El Gobierno de Paraguay planteará la reincorporación plena de Venezuela al Mercosur, en el marco de un escenario regional en el que distintos países impulsan redefiniciones en la integración sudamericana. La propuesta se vincula con recientes movimientos diplomáticos y con el interés de reconfigurar el bloque en un contexto de ampliación y nuevos acuerdos comerciales.
Venezuela había sido incorporada como miembro pleno del Mercosur en 2012, pero fue suspendida en 2017 tras la aplicación de la cláusula democrática del Protocolo de Ushuaia, debido a la represión de protestas opositoras y a la convocatoria de una Asamblea Constituyente por parte del gobierno de Nicolás Maduro que desplazó al parlamento controlado por la oposición. Desde entonces, su participación en el bloque quedó interrumpida, generando tensiones políticas entre los países miembros.
Actualmente el tema vuelve a cobrar relevancia a partir de la intención paraguaya de promover su retorno pleno, en un contexto en el que otros países también evalúan redefinir su relación con el Mercosur. En particular, el presidente de Colombia, Gustavo Petro, anunció recientemente que su país —hasta ahora Estado asociado— junto con Venezuela solicitarán su incorporación plena al bloque regional, lo que abre un nuevo escenario político e institucional en Sudamérica.
El debate sobre la reincorporación venezolana también se produce en paralelo con la consolidación de la agenda externa del Mercosur, especialmente tras la firma de un acuerdo de libre comercio con la Unión Europea que prevé la creación de un mercado ampliado de más de 700 millones de consumidores. Este tratado comenzará a aplicarse de manera provisional una vez que sea ratificado por los parlamentos nacionales de los países miembros, lo que refuerza la relevancia estratégica del bloque en la inserción internacional de la región.
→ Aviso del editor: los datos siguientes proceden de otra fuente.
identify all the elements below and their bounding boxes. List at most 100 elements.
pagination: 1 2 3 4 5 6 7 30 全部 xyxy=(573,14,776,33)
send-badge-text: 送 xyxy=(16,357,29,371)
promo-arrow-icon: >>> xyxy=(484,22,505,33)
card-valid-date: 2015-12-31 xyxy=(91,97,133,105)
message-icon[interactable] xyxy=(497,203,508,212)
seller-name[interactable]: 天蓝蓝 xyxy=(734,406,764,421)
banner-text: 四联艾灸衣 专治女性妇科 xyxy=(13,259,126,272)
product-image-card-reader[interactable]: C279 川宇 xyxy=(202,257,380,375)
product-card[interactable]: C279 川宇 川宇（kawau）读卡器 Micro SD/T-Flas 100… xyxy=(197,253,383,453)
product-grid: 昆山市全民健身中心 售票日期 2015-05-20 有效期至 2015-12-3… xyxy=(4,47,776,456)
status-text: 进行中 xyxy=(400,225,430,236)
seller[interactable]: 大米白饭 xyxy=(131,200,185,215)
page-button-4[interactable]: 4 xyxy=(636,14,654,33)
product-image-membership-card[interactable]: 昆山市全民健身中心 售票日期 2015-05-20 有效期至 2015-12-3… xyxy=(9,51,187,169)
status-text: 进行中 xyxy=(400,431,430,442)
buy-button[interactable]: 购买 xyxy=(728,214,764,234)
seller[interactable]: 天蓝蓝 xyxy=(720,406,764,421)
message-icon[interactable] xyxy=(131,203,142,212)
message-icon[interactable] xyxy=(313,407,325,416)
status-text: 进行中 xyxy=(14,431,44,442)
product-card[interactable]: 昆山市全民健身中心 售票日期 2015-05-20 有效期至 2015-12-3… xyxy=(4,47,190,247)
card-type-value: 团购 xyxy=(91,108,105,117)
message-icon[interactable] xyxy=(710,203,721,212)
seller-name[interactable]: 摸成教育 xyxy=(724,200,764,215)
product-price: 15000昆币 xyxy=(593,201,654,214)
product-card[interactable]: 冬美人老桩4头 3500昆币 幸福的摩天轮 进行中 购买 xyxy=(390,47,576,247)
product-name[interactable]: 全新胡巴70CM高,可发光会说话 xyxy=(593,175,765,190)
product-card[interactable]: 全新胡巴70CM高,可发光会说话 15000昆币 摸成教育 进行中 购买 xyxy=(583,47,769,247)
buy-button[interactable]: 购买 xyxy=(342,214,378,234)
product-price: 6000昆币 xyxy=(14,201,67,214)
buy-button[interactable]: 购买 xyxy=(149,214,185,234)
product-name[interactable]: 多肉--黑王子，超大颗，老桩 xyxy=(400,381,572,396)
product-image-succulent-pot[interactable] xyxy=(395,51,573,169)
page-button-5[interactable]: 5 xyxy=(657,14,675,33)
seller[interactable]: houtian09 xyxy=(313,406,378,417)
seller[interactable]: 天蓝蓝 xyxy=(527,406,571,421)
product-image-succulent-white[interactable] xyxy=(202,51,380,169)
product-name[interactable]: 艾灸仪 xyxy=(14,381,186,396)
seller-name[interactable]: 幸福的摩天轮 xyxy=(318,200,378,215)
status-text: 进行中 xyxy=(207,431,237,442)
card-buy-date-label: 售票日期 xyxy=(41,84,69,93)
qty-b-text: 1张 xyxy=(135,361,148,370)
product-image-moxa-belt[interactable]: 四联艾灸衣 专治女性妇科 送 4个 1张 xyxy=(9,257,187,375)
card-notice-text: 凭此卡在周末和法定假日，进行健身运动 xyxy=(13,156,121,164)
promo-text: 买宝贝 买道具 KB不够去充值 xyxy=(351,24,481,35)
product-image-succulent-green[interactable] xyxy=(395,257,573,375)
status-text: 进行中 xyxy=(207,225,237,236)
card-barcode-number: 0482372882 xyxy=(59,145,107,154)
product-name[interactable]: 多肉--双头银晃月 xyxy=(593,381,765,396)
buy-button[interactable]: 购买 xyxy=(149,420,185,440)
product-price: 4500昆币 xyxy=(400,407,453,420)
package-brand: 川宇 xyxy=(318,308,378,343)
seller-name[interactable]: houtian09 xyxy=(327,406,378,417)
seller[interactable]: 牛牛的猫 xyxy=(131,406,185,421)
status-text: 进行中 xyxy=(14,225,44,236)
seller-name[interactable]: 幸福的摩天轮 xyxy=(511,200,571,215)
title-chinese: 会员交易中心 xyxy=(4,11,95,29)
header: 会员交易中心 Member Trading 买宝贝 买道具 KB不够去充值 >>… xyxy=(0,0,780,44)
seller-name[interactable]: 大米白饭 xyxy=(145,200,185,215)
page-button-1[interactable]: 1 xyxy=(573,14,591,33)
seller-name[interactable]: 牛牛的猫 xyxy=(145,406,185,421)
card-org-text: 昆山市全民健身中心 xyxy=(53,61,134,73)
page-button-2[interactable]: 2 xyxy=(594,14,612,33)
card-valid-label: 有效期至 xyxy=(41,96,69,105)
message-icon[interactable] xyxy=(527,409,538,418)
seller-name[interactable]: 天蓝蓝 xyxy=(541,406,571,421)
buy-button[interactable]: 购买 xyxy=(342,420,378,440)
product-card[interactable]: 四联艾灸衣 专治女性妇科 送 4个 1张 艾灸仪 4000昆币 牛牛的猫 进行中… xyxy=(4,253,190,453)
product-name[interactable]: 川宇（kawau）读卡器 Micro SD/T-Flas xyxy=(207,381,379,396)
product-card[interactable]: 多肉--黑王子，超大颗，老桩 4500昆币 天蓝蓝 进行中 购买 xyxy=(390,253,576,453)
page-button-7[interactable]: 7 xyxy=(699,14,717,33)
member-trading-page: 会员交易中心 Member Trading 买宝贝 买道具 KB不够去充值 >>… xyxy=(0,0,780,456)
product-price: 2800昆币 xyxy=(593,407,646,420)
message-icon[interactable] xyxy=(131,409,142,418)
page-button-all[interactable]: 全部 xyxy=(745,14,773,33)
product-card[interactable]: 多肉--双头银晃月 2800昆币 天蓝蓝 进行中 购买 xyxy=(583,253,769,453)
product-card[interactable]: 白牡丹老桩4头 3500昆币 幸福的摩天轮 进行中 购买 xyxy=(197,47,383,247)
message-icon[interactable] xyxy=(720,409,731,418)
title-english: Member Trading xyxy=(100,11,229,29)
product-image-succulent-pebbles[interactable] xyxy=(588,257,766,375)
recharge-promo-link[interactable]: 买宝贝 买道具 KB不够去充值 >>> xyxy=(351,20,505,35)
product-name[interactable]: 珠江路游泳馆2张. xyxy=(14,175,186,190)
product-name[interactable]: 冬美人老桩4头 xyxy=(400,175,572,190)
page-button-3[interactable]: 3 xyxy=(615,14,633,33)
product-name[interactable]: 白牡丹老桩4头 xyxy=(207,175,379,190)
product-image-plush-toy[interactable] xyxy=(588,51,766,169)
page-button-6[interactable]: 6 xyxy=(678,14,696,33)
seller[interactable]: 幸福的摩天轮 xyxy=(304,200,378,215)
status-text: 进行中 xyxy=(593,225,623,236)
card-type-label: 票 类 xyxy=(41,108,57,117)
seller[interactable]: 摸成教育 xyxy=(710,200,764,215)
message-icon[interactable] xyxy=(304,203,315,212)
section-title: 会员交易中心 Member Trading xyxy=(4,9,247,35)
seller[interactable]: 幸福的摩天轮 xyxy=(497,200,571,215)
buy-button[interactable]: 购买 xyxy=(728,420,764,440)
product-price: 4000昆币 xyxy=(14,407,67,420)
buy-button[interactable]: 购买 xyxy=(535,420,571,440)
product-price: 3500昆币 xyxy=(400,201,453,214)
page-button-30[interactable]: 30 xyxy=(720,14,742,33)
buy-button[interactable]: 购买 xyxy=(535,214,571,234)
En este contexto, Paraguay busca impulsar una discusión sobre la ampliación y la normalización institucional del Mercosur, incluyendo la situación de Venezuela, cuya exclusión ha sido un factor de división política interna en el bloque durante los últimos años. La eventual reincorporación implicaría revisar las condiciones políticas que motivaron su suspensión y evaluar el estado actual del cumplimiento de los compromisos democráticos establecidos por el Protocolo de Ushuaia.